5. Stategically use other Social Media
If you’ve been on my Blogger Bootcamp, you’ll know I don’t recommend setting up accounts on every single social media platform if you don’t feel comfortable on them. I do suggest at least Instagram and Facebook, and perhaps Twitter – the latter you can automate from Facebook so you don’t end up posting on it too each day. There are numerous social media management tools, free and paid-for to ease your burden.
Even if you aren’t super busy on some accounts, the backlinks will be lodged online. When you Google someone, inevitably not only their site but also their social media handles come up, sometimes even above their site in the rankings. This is because social is updated more frequently, usually, than a site which may stick with static content for months.
I have written about how we can get away with blogging less often but more in-depth, rather than stressing over three posts a week. We do however use social media several times a day to add quick thoughts or to curate content. Keeping up to date with your social media, re-tweeting and reposting old content from your blog is a double whammy: keeping your social fresh and found; and also giving you more backlinks out there.
6. Join some Facebook Groups and be a valuable contributor
I am sure you’re members of some Facebook Group in your chosen blog niche, but are you active on it?

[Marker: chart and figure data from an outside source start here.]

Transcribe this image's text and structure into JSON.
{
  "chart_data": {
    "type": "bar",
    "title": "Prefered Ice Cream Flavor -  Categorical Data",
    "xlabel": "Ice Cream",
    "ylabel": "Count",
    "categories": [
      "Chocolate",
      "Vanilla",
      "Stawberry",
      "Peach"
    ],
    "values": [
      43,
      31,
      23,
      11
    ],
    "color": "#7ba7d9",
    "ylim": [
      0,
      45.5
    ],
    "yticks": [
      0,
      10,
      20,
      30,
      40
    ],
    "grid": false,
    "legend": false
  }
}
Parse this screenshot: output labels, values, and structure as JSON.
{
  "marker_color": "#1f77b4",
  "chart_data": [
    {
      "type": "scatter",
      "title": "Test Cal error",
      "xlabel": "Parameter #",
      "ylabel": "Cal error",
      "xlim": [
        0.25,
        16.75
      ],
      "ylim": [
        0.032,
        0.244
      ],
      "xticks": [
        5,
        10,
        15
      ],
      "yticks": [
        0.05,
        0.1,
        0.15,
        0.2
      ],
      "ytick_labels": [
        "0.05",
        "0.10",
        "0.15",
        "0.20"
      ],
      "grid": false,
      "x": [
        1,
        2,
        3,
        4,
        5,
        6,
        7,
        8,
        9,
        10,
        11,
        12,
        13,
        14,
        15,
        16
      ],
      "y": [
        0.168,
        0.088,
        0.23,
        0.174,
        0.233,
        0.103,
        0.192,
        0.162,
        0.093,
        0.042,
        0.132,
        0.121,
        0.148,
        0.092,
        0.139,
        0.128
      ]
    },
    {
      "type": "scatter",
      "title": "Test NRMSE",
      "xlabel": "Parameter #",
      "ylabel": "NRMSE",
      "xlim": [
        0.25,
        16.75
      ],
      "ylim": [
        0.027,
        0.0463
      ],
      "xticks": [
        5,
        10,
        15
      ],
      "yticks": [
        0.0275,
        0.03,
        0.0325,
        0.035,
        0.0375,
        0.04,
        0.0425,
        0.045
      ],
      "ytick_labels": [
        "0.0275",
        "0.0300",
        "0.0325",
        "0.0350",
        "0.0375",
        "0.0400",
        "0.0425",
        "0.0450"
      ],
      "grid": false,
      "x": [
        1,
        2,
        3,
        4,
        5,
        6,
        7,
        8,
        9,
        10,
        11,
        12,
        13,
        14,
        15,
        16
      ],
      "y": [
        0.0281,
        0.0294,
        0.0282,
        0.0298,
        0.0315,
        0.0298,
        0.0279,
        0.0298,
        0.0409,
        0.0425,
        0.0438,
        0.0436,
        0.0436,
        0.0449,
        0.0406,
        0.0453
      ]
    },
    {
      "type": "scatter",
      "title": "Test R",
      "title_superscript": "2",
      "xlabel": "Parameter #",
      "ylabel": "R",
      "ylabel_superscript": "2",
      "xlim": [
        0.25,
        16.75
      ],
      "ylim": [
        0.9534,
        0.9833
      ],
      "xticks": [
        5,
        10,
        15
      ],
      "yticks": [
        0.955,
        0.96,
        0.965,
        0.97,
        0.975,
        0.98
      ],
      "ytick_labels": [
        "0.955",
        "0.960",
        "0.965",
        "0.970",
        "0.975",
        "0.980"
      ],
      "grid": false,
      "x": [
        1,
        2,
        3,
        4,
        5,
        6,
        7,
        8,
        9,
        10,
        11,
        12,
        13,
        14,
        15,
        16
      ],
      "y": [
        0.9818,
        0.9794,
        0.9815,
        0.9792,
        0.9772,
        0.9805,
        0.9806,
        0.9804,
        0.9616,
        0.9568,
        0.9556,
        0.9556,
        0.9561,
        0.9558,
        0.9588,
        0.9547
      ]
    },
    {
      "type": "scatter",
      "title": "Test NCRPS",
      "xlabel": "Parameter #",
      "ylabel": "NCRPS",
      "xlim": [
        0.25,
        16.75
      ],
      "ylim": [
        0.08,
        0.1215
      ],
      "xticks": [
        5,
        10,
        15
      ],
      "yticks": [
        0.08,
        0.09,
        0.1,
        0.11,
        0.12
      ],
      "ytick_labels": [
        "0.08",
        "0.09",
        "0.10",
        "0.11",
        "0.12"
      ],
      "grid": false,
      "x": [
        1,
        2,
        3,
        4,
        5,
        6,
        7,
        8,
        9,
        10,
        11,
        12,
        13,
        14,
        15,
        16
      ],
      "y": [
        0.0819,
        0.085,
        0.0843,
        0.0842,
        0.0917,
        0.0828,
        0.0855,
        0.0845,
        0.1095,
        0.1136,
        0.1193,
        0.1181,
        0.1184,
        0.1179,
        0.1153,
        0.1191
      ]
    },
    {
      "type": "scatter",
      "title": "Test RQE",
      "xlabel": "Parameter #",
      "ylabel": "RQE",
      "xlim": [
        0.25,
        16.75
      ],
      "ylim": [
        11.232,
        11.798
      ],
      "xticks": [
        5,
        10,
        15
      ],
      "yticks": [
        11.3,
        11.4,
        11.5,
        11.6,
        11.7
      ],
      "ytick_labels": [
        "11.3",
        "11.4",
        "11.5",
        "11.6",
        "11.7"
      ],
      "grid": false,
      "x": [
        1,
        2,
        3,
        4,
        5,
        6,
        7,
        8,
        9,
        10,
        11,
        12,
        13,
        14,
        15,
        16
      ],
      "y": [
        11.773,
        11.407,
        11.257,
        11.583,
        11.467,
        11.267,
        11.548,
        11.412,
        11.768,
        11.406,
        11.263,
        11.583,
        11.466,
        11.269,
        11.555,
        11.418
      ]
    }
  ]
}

Time to whittle down to a few then where you can hang out easily, and contribute helping others with your insights and expertise. I was a late convert to Facebook Groups but now schedule time to participate with a genuine wish to help. I’ve found that after I comment in threads offering pertinent pointers, I see a traffic surge and list growth.
People click through, suss me out, and decide that my blog has more content they need. Facebook is a route to getting people in the door, and word of mouth is hugely powerful. So don’t disappoint them when they arrive and always link to useful content to back up your thread comments.
Most groups offer select days of the week where you can freely promote your latest in goods or services; just ensure you adhere to the admin rules. I’ve listed some choice Facebook Groups for bloggers, freelancers and solopreneurs which I’ve found helpful.
7. Create Infographics others want to share
Infographics are great link and traffic juice, and have been doing so for several years now. There’s a down side though – infographics can take time to create, especially if you’re not a graphic designer. Canva and Picmonkey offer templates and you can also find some on Creativemarket. This is a real bonus and time-saver.
But what if you can’t design or wish to share an infographic from someone else, yet benefit from the link juice? Easy: just paste the shareable code in a blog post, and then write an intro and conclusion round totaling not less than 350 words, with keywords, so Google is happy. Make sure you credit and link to the source, then share your blog post on all your social media.
Neil Patel, a guru of SEO who has some really deep and long on and off page SEO tutorials, suggests you can even cut a portion of the infographic, and then remodel your post around that part alone. This way, you are adding value to a niche part of the info on the infographic and giving it a different, second life. You always need to credit and link to the original source, don’t forget.
Repin your version of the infographic and see it repinned again and again – so long as you chose a really good infographic and can add your own take to it. Ideally, include your own creations though, to really add value to your brand as a trusted authority.
Off page SEO tutorial recap
None of the tips above are hard work, but do need consciously factoring in to your post / content planning. Try some out, see how you fare with them or enjoy implementing them.